Since 2010, he has served as Director of the Center for Human Imaging at Vanderbilt University Institute of Imaging Science.


Sonya Sterba, associate professor of psychology and human development

Research Focus: Quantitative Psychology

Professor Sterba’s research topics include latent variable models for longitudinal and cross-sectional data, mixture models, and multilevel models, with a focus on advancing developmental psychopathology research. She focuses on methodological issues that commonly arise in psychology applications — particularly in the context of developmental psychopathology research.

Her research involves developing methods to handle alternative kinds of missing data when fitting mixture models, studying how mixtures can be used to recover interactive relationships, and disseminating pedagogical information about mixtures to clarify how they can be interpreted in practice.


Tiffiny Tung, associate professor of anthropology

Research Focus: Anthropological Bioarchaeology

Professor Tung examines mummies and skeletons from archaeological contexts to evaluate the health and disease status of ancient populations from the Peruvian Andes. Her primary research focuses on the ‘bioarchaeology of imperialism’, which includes the study of paleopathology and violence-related trauma to elucidate the impact of imperialism on community health and lifeways and individual life histories.

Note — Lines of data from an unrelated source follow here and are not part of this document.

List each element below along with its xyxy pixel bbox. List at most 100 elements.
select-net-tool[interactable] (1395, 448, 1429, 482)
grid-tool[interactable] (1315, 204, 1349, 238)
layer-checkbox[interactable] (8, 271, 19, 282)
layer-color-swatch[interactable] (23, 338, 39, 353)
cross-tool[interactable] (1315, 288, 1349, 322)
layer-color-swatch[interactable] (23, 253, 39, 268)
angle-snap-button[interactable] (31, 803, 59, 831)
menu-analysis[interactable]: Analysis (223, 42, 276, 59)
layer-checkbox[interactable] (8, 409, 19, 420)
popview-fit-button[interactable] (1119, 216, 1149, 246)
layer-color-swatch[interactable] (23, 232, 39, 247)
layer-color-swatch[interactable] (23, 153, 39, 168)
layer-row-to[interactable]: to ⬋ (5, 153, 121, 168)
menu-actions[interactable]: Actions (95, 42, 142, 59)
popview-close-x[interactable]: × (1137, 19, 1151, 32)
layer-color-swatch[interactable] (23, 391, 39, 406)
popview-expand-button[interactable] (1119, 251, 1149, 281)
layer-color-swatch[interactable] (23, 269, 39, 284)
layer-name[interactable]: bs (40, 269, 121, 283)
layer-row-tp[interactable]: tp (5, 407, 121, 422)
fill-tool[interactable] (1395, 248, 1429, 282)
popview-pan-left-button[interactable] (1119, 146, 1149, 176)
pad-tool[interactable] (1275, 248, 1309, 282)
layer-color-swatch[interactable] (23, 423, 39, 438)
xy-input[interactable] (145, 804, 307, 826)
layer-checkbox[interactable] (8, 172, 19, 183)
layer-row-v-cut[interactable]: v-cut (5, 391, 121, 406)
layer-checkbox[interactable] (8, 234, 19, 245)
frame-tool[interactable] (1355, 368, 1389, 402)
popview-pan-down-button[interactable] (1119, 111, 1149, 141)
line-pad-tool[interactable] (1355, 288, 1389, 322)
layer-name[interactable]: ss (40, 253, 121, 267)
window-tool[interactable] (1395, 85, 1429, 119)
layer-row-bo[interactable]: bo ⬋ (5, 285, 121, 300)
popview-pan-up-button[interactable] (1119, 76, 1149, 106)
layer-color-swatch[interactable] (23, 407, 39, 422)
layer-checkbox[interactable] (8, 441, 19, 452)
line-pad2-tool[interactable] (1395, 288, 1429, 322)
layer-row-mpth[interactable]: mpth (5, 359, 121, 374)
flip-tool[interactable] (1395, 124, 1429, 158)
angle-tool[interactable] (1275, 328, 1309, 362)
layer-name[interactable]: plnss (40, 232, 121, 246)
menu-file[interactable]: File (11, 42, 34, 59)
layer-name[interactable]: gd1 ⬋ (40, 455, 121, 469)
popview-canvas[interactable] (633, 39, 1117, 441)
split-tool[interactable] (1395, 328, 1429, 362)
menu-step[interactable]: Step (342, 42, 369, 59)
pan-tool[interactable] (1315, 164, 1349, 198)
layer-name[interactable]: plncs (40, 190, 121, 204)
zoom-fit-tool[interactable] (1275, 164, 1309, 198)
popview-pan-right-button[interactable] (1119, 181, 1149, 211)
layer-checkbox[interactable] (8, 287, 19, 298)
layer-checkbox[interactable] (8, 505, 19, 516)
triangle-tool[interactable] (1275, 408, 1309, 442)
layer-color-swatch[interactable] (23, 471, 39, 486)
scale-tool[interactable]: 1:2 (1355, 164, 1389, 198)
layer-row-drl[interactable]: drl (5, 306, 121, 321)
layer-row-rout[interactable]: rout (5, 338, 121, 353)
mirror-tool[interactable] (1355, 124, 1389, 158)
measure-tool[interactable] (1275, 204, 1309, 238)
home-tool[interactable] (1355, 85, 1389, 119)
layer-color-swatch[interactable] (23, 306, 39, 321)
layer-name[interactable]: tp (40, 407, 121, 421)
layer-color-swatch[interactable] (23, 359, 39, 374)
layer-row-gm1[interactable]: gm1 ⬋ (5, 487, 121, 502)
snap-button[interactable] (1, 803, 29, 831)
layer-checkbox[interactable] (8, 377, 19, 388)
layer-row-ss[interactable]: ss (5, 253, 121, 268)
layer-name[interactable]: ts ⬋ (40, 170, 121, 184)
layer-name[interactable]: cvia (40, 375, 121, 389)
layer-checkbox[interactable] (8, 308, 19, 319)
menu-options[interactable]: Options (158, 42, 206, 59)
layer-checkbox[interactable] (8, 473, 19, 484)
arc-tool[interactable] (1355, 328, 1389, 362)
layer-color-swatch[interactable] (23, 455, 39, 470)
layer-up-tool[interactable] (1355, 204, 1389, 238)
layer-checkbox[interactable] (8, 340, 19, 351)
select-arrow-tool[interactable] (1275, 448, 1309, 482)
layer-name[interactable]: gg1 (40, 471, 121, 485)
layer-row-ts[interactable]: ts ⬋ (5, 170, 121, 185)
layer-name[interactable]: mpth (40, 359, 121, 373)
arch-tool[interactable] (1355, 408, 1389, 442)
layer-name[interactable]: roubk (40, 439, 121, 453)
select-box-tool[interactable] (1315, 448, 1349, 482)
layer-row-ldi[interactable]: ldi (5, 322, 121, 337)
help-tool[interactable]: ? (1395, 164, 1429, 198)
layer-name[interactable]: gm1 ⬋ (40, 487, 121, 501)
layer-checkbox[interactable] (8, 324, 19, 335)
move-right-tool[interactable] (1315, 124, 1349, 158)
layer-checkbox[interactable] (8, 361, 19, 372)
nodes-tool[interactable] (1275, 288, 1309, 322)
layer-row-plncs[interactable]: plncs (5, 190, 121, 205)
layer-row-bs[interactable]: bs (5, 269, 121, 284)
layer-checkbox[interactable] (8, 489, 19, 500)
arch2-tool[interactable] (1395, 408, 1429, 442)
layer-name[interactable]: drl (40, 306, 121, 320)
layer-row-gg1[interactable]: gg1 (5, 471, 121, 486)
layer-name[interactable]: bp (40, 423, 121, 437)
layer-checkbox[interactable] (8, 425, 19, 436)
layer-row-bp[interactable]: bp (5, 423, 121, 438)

Her ongoing research in the Peruvian Andes examines how Wari imperial structures (AD 600 – 1000) affected, and were affected by, heartland and hinterland communities, documenting such things as diet and disease, migration patterns, body modification practices, rates of violence, and specific kinds of culturally mediated violence.


Geoffrey Woodman, associate professor of psychology

Research Focus: Cognitive Neuroscience

Professor Woodman’s research examines how mechanisms of visual attention and visual working memory influence how we interact with the world around us. Specifically, how the primate visual system performs figure-ground segregation, attentional deployment during the processing of complex scenes, temporary storage of information in visual working memory, and cognitive control during task performance. To study how brains perform these feats, Woodman’s Vanderbilt Cognitive Neuroscience Laboratory uses a variety of methods.
 
 
 


Jamey Young, associate professor of chemical and biomolecular engineering

Research Focus: Metabolic Engineering

Professor Young applies engineering, biochemistry, and molecular biology to quantitatively analyze and redirect cellular metabolism. In particular, the Young Lab uses an approach called metabolic flux analysis (MFA) to quantify the rates, or “fluxes”, of intracellular metabolic pathways in a variety of cell models of relevance to medicine and biotechnology. In addition to tool-oriented research aimed at Enhancing MFA Methodologies, Young and his lab are actively pursuing research in four specific application areas: Diabetes & Obesity, Cancer Metabolism, Cell Culture Engineering, and Photosynthesis Research.